BL: Paul told me that some of the clothing in New Century was bought off the racks at Saks.
WIL: I'm not going to totally acquiesce to that. Let's just say that some of them are B and A.
BL: B and A?
WIL: Bought and Altered. As opposed to MTO: Made To Order. Paul still seems to have trouble believing that I can go shopping like a regular person - that I can find things off the rack. But I love to go shopping. In fact, I often take other people shopping.
BL: The New Century characters are very human but still outrageous. How can you convey flamboyance by doing your work at Saks?
WIL: I find that you can get more outrageous looks on people if there's a proper label on the back of the garment. Sometimes the fitting process for a made-to-order item will make the actor doubt the reality of the clothing for a particular character. They'll ask: "Isn't this too costume-y?" When they see a garment with an actual label, they tend to relax a bit. They think it's more real. Hah!
BL: Is it harder to do period costumes or contemporary clothing?
WIL: The latter. Contemporary is so much harder than, for example, Elizabethan. A modern audience doesn't get every nuance of long-ago clothes. But they get every nuance of contemporary things.
BL: Your clothing for Linda Lavin - who plays a Long Island matron -- is a crucial part of her character. She's unthinkable without it.
WIL: Thank you. But the truth is that any good actor can convince you of the truth of a character even if they're outfitted in a paper bag. What I do is extra.
BL: What was your inspiration for what Linda wears in the first scene?
WIL: I thought: We've got to keep her shimmering like the inside of an oyster. Tasteful elegance but with a heightened sense of glamour is how I describe that look.
BL: Paul told me you've had women who've seen the play and who call you because they want to know how they can get their own versions of what Linda wears.
WIL: Oh, yes. Those phone calls don't usually make it past my receptionist.
BL: How about for the Midwestern craftswoman played by Jayne Houdyshell?
WIL: Well, I'm not from the Midwest - I'm from North Carolina - but I have cousins like her. They all talk about their clothes all the time.

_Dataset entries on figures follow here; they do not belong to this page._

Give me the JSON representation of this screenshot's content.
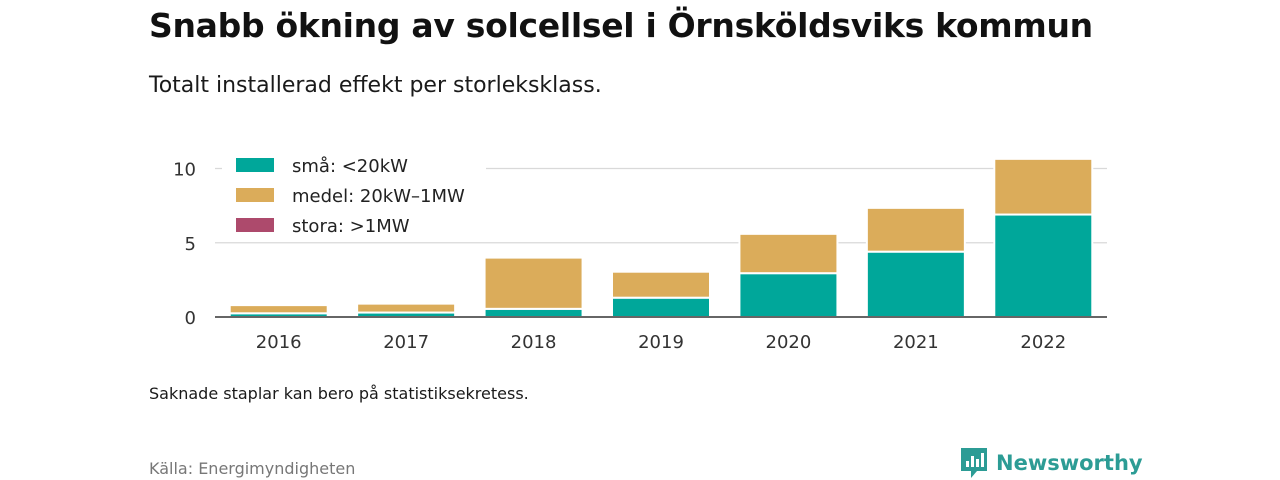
{
  "title": "Snabb ökning av solcellsel i Örnsköldsviks kommun",
  "subtitle": "Totalt installerad effekt per storleksklass.",
  "note": "Saknade staplar kan bero på statistiksekretess.",
  "source": "Källa: Energimyndigheten",
  "brand": {
    "name": "Newsworthy",
    "icon": "newsworthy-logo-icon",
    "color": "#2c9c95"
  },
  "chart_data": {
    "type": "bar",
    "stacked": true,
    "categories": [
      "2016",
      "2017",
      "2018",
      "2019",
      "2020",
      "2021",
      "2022"
    ],
    "series": [
      {
        "name": "små: <20kW",
        "color": "#00a79a",
        "values": [
          0.25,
          0.3,
          0.55,
          1.3,
          2.95,
          4.4,
          6.9
        ]
      },
      {
        "name": "medel: 20kW–1MW",
        "color": "#dbac5a",
        "values": [
          0.55,
          0.6,
          3.45,
          1.75,
          2.65,
          2.95,
          3.75
        ]
      },
      {
        "name": "stora: >1MW",
        "color": "#ad4a6c",
        "values": [
          0,
          0,
          0,
          0,
          0,
          0,
          0
        ]
      }
    ],
    "yticks": [
      0,
      5,
      10
    ],
    "ylim": [
      0,
      11
    ],
    "xlabel": "",
    "ylabel": "",
    "grid": true,
    "legend_position": "top-left"
  }
}
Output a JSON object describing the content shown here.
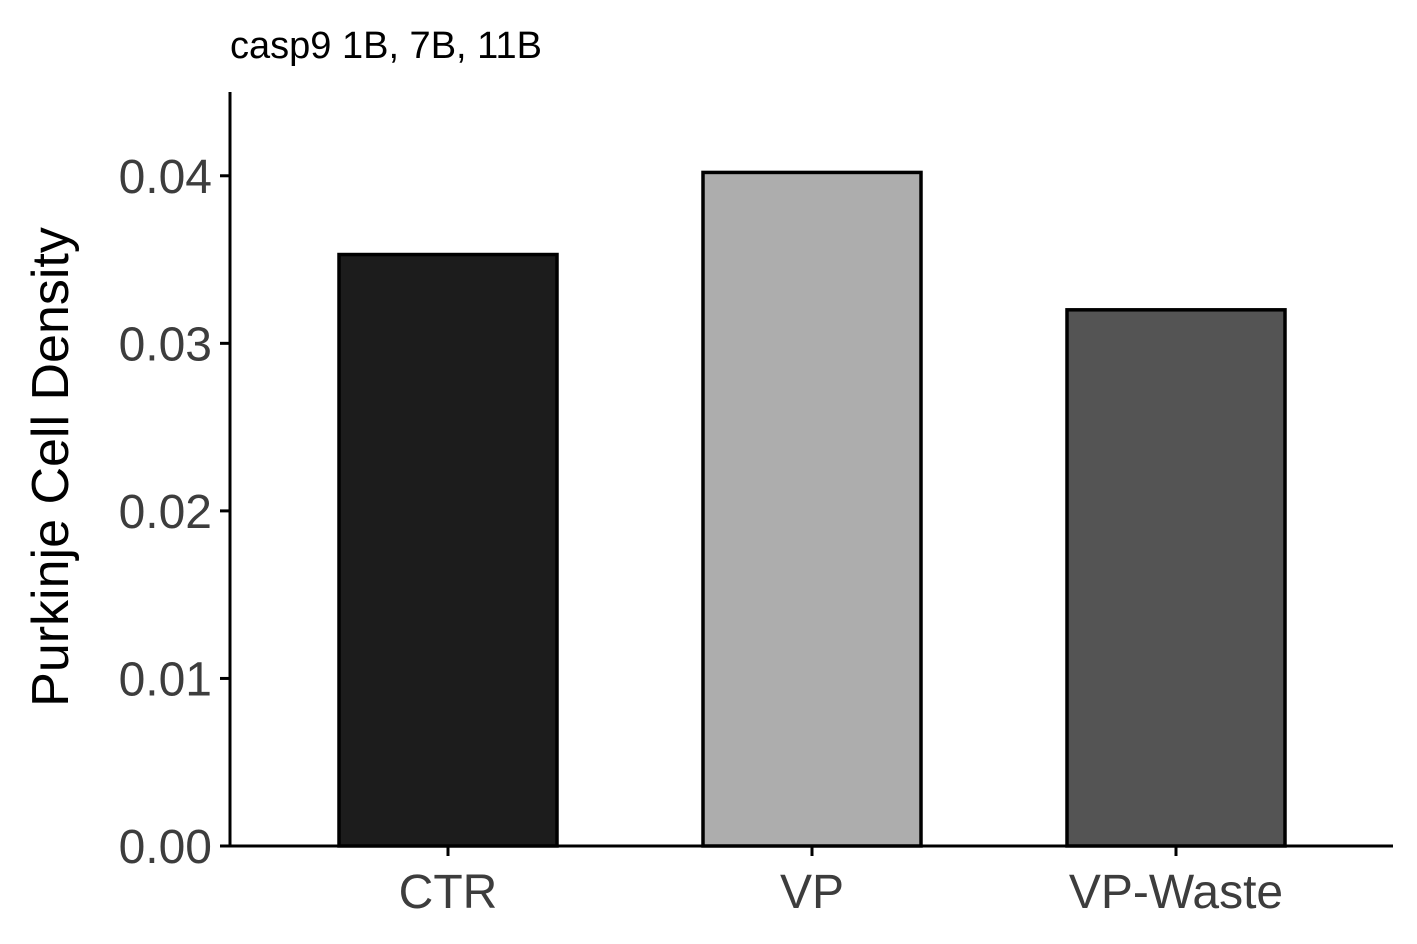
{
  "chart_data": {
    "type": "bar",
    "title": "casp9 1B, 7B, 11B",
    "xlabel": "",
    "ylabel": "Purkinje Cell Density",
    "categories": [
      "CTR",
      "VP",
      "VP-Waste"
    ],
    "values": [
      0.0353,
      0.0402,
      0.032
    ],
    "colors": [
      "#1c1c1c",
      "#adadad",
      "#545454"
    ],
    "ylim": [
      0,
      0.045
    ],
    "yticks": [
      0.0,
      0.01,
      0.02,
      0.03,
      0.04
    ],
    "ytick_labels": [
      "0.00",
      "0.01",
      "0.02",
      "0.03",
      "0.04"
    ],
    "grid": false,
    "legend": "none"
  }
}
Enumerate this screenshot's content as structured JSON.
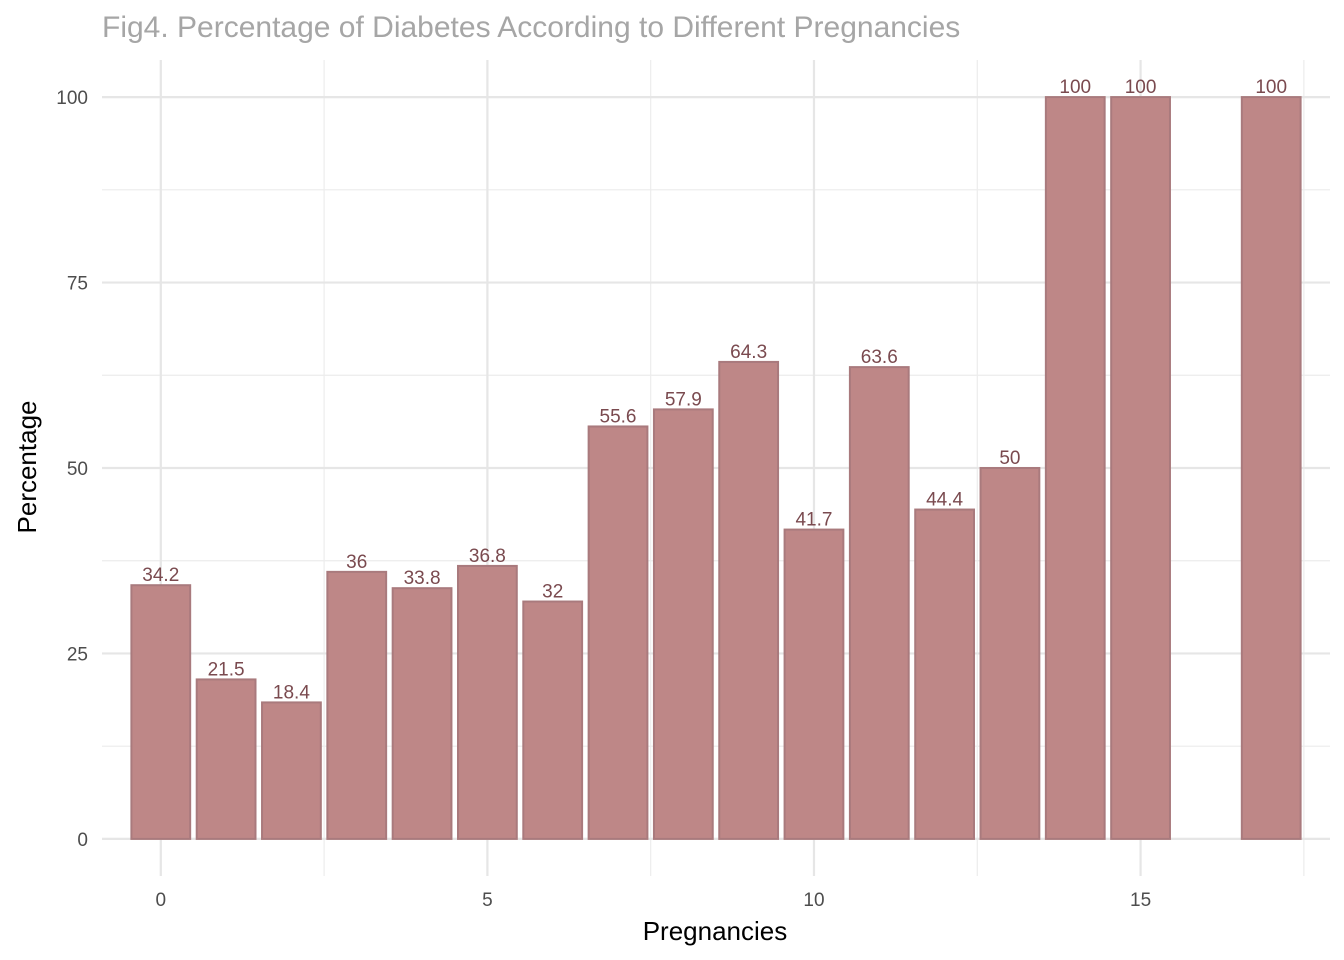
{
  "chart_data": {
    "type": "bar",
    "title": "Fig4. Percentage of Diabetes According to Different Pregnancies",
    "xlabel": "Pregnancies",
    "ylabel": "Percentage",
    "x": [
      0,
      1,
      2,
      3,
      4,
      5,
      6,
      7,
      8,
      9,
      10,
      11,
      12,
      13,
      14,
      15,
      17
    ],
    "values": [
      34.2,
      21.5,
      18.4,
      36,
      33.8,
      36.8,
      32,
      55.6,
      57.9,
      64.3,
      41.7,
      63.6,
      44.4,
      50,
      100,
      100,
      100
    ],
    "data_labels": [
      "34.2",
      "21.5",
      "18.4",
      "36",
      "33.8",
      "36.8",
      "32",
      "55.6",
      "57.9",
      "64.3",
      "41.7",
      "63.6",
      "44.4",
      "50",
      "100",
      "100",
      "100"
    ],
    "xlim": [
      -0.9,
      17.9
    ],
    "ylim": [
      -5,
      105
    ],
    "x_ticks": [
      0,
      5,
      10,
      15
    ],
    "x_tick_labels": [
      "0",
      "5",
      "10",
      "15"
    ],
    "y_ticks": [
      0,
      25,
      50,
      75,
      100
    ],
    "y_tick_labels": [
      "0",
      "25",
      "50",
      "75",
      "100"
    ],
    "grid": true,
    "bar_color": "#be8787",
    "label_color": "#7a4a4f"
  }
}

BL: Even though the crafts pieces that Jayne's character shows us are kitsch-y, the clothing that she herself wears is not.
WIL: That's true. Someone like that wouldn't wear her product. In her solo scene, she's presenting her wares to a group, so she's wearing her best looks. When I watched Jayne in rehearsals, I thought her character would have a little flutter. So the skirt has some flutter. As with my real-life cousins, it's all about pretty.
BL: That brings us to the final lead cast member, Peter Bartlett, who plays the outrageous gay style arbiter Mr. Charles.
WIL: Paul was very specific in his stage directions for this guy. The script says he's wearing a tomato blazer and a gingham shirt.
BL: How did you carry out those specifications?
WIL: I looked at what Allen Moyer, the set designer, had chosen for Mr. Charles chair. It had a tomato back, so I used the colors that were in the chair's brocade.
BL: What else?
WIL: I went home and got a can of tomato soup. I dumped it in a white bowl. I added ketchup to it, and I said to the people at my studio, "Now let's go outside and pick out Mr. Charles's fabrics." We already had swatches of tomato-colored wools. We chose the ones that related both to the chair and to the bowl of tomato soup.
BL: What was Paul's reaction?
WIL: He said, "You know, you don't have to follow the stage directions."
BL: And you said?
WIL: "Are you kidding"?
Brendan Lemon is the American theater critic for the Financial Times and the editor of lemonwade.com.